Ahead of the anticipated IMF Board approval after Ghana recently secured financing assurances for the restructuring of her US$5.7 billion external debt, foreign investors appear to be looking favourably to the country.
The cedi has also advanced 33% since November, the biggest gain among about 150 currencies tracked by Bloomberg.
Also, Ghana’s dollar bonds have delivered a strong performance, providing investors with a return of almost 12%, more than the 3.6% average for emerging and frontier peers in a Bloomberg index.
Ghana anticipates the disbursement of “the first tranche of US$600 million will come immediately” when the IMF board meets on Wednesday, 17 May 2023, Minister of State for Finance Mohammed Amin Adam said earlier this week.
The next US$600 million will follow in November, with the remainder to be disbursed in equal portions of US$350 million every six months, subject to IMF reviews, he said.

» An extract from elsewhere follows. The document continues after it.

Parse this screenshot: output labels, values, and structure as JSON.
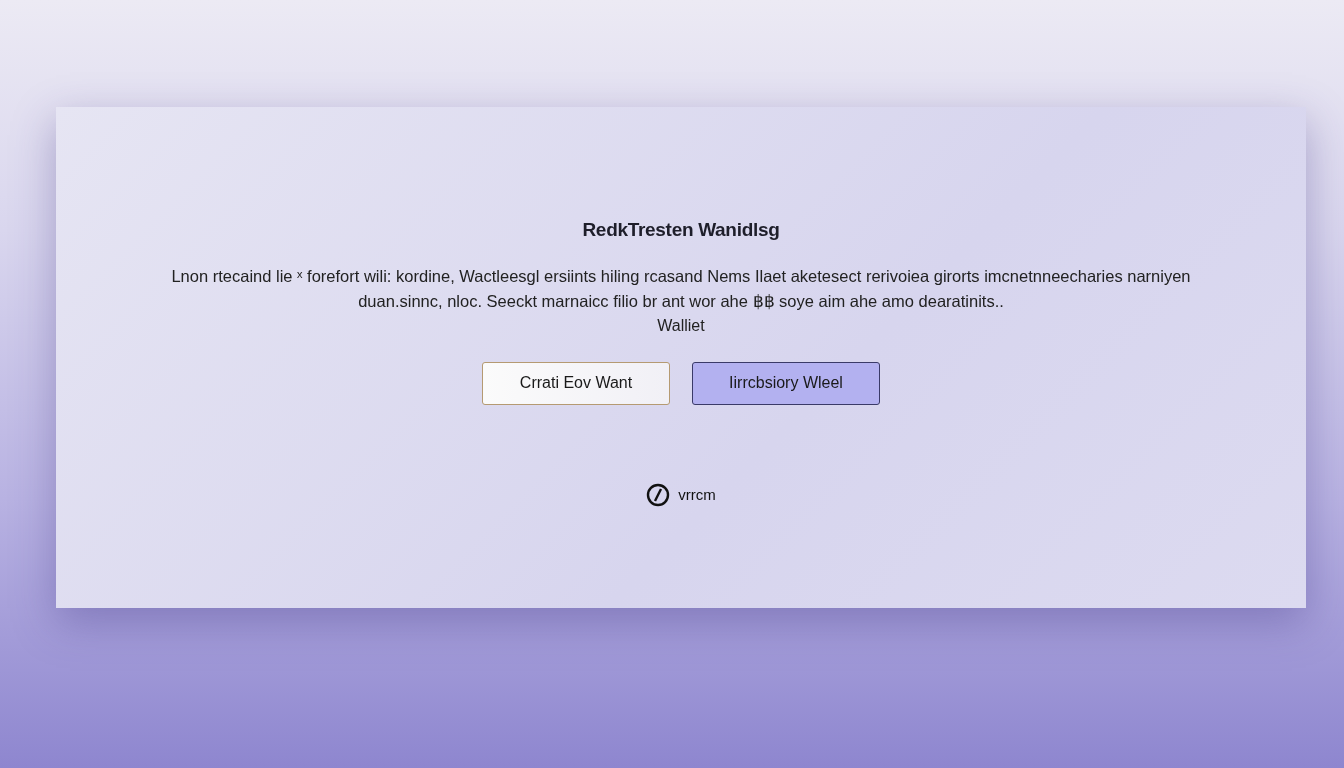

The cedi strengthened for a fourth day, to 10.95 per dollar by 9.57am in Accra.
“On the back of positive sentiment and if the authorities receive the first tranche of funding, the cedi is likely to also see gains in the coming days, to trade at levels below 10 against the dollar,” said Daniel Kavishe, an Africa economist at Rand Merchant Bank, in a note to clients.

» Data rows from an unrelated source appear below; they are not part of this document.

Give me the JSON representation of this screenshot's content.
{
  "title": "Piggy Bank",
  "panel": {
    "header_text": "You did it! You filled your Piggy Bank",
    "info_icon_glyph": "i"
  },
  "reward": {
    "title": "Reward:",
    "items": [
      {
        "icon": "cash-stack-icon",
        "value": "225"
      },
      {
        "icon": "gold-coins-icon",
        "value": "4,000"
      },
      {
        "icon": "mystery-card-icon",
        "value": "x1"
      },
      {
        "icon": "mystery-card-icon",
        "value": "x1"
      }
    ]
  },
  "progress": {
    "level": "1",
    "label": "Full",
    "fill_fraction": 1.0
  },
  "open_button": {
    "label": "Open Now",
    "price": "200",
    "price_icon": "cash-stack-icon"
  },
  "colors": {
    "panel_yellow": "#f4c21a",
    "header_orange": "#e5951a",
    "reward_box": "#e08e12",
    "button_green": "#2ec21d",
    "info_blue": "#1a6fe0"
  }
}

“A similar reaction seen in other markets that have received an IMF programme that has coincided with an immediate disbursement of funds.”
An IMF spokesperson confirmed a Wednesday board meeting, but said the lender would not be able to comment on amounts to be received until the meeting takes place.
The IMF funds will help restore Ghana’s foreign-exchange reserves.
They have dropped by nearly 50% from a peak in August 2021 as the central bank used them to help ease the pressure on the cedi, which came under significant selling pressure after the country defaulted on its debt, Kavishe said.
Ghana is using the Group of 20’s so-called Common Framework to restructure its debt as part of measures to secure the IMF programme.
The mechanism seeks to improve coordination between the traditional Paris Club of sovereign creditors and new ones like China, now the biggest lender to emerging nations.
Zambia and Ethiopia are also using the framework to try to revamp their liabilities.